Lightweight micrograph of a cervical necklace or cardboard stroking from someone with bacterial vaginosis
Dr. Y. Boussoygan/Cnri/Science Photo Library
Women with bacterial vaginosis, a recurring condition that increases the risk of pregnancy complications, could benefit from their male sexual parties being treated with antibiotics, according to a study that found that this almost halved the risk of symptoms turning.
“Treatment of male partners made the most meaning effort to improve residence rates in women that we have seen for decades,” says Catriona Bradshaw at Monash University in Melbourne, Australia, who led work.
Bacterial vaginosis (BV) affects about a quarter of women of reproductive age around the world. It occurs when “harmful” bacteria monitor in the vagina, causing vaginal flood to turn gray -white and smelly, with potentially serious complications. “It increases a woman’s risk of acquiring a wide range of sexel -transmitted infections, such as HIV, and complications of pregnancy, such as premature birth and wrong creation,” says Bradshaw.

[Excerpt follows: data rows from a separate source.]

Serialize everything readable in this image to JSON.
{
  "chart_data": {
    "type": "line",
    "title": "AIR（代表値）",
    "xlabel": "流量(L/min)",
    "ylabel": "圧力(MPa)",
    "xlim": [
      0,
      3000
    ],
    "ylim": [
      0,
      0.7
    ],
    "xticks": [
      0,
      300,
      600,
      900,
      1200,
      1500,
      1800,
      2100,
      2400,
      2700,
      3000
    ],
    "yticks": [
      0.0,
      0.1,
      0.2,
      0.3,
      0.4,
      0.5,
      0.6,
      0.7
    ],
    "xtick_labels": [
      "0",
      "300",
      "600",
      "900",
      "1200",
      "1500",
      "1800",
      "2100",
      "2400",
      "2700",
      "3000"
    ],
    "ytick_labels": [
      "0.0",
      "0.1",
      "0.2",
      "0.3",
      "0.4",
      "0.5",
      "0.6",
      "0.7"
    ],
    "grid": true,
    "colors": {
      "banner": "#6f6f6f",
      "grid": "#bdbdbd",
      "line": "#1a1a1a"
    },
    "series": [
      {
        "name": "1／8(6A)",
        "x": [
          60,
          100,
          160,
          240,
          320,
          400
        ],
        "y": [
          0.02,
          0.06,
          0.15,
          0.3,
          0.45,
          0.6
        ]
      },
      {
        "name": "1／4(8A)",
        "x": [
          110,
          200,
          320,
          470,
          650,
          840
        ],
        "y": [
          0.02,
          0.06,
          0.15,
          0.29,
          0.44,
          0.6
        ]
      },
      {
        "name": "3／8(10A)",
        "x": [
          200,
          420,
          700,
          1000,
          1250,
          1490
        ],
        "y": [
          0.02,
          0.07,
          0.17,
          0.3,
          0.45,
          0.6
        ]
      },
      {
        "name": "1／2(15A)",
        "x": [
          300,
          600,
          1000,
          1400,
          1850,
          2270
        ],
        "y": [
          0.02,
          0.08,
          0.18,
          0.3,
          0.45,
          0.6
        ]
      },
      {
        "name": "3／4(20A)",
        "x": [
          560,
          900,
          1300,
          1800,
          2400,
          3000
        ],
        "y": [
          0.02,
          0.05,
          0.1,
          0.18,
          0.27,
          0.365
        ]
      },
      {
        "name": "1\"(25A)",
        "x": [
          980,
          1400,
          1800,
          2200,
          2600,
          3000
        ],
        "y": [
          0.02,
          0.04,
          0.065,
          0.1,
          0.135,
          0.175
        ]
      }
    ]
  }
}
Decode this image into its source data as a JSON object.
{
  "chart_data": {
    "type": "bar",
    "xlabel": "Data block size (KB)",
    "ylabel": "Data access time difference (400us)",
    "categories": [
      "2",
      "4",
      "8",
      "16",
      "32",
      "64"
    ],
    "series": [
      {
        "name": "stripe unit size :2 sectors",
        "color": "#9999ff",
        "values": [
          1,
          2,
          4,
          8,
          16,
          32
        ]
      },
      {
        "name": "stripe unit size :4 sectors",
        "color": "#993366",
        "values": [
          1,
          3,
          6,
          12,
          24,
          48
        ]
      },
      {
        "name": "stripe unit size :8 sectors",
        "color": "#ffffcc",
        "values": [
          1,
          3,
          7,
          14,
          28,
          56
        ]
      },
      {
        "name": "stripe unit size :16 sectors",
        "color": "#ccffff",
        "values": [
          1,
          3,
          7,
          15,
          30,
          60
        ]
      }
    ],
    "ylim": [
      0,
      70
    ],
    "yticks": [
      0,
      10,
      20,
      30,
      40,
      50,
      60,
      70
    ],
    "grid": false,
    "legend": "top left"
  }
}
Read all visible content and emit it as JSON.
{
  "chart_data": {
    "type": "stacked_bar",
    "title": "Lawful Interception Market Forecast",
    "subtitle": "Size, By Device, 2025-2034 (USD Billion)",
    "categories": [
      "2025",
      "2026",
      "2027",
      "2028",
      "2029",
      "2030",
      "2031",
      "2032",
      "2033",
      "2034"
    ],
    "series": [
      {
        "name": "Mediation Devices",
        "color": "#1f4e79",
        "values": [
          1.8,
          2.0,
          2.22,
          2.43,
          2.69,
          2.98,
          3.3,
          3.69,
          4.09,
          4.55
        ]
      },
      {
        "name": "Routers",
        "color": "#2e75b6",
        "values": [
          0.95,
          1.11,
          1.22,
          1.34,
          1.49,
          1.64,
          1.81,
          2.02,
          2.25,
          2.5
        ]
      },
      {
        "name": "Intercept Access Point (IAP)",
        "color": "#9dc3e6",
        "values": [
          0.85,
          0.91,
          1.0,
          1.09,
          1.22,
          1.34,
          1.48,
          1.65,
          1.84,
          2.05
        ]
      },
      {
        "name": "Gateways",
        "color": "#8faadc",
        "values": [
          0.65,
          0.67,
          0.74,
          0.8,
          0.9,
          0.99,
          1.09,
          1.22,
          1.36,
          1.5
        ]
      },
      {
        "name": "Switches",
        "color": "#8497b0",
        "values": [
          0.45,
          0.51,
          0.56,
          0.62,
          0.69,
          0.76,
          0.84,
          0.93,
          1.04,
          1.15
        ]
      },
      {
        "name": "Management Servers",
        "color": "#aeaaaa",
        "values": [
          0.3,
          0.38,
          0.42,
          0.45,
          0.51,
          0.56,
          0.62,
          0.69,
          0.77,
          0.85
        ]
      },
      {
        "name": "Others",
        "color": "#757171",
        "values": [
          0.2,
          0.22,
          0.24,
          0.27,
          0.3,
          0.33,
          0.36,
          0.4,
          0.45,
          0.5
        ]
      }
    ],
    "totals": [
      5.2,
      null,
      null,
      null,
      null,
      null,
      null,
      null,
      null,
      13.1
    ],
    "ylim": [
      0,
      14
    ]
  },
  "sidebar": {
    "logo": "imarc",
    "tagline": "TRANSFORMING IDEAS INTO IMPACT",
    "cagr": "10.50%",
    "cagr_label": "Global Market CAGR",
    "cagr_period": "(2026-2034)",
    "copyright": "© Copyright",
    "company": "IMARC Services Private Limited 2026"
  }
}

Doctors usually treat the condition with the help of antibiotics in the form of pills or a cream that can be applied to vagina, but symptoms often repeat themselves because having sex seems to reintroduce problem -mad bacteria, Bradshaw says. “One in two women will get their BV back within three to six months after the resumed treatment regime,” says Bradshaw.
To tackle this, Bradshaw and her colleagues recruited 137 monogamous women in Australia with bacterial vaginosis with their male partners. All the women took standard antibiotics for a week while we got about half of their partners got oral antibiotics and were told to apply an antibiotic cream on the penis during the same period. The remaining men received no treatment. None of the participants were transient.
Three months later, 63 per Hundreds of women whose partners were not treated, recurring symptoms, while only 35 percent of women with partners reintroduced antibiotics experienced a repeat. “It is certainly a significant effect that makes it a valuable intervention for this group of women,” says Janneke Van de Wijgert at Utrecht University in the Netherlands.
“I see a tone of women who are out of the way in Noboing BV, and definitely, I will get this new information for my own clinical practice,” says Christina Muzny at the University of Alabama in Birmingham.
The team does not track all the participants in the long term, but some came back in contact years later to say that they are back from symptoms. “In the last weekend, it talked to someone who has been free of BV in two years since they participated – and these women were very recurring before the trial,” says Lenka Vodstrcil at Monash University.
However, the procedure does not work for women with relaxed sexual partners where it can be difficult to get them to adhere to to take antibiotics, says Van de Wijgert. Even in monogamous relationships, men may not always be the will to take antibiotics, she says. “We have this with condom use, which also reduces BV re -study – it can really be for women to get their male partners to use condoms.”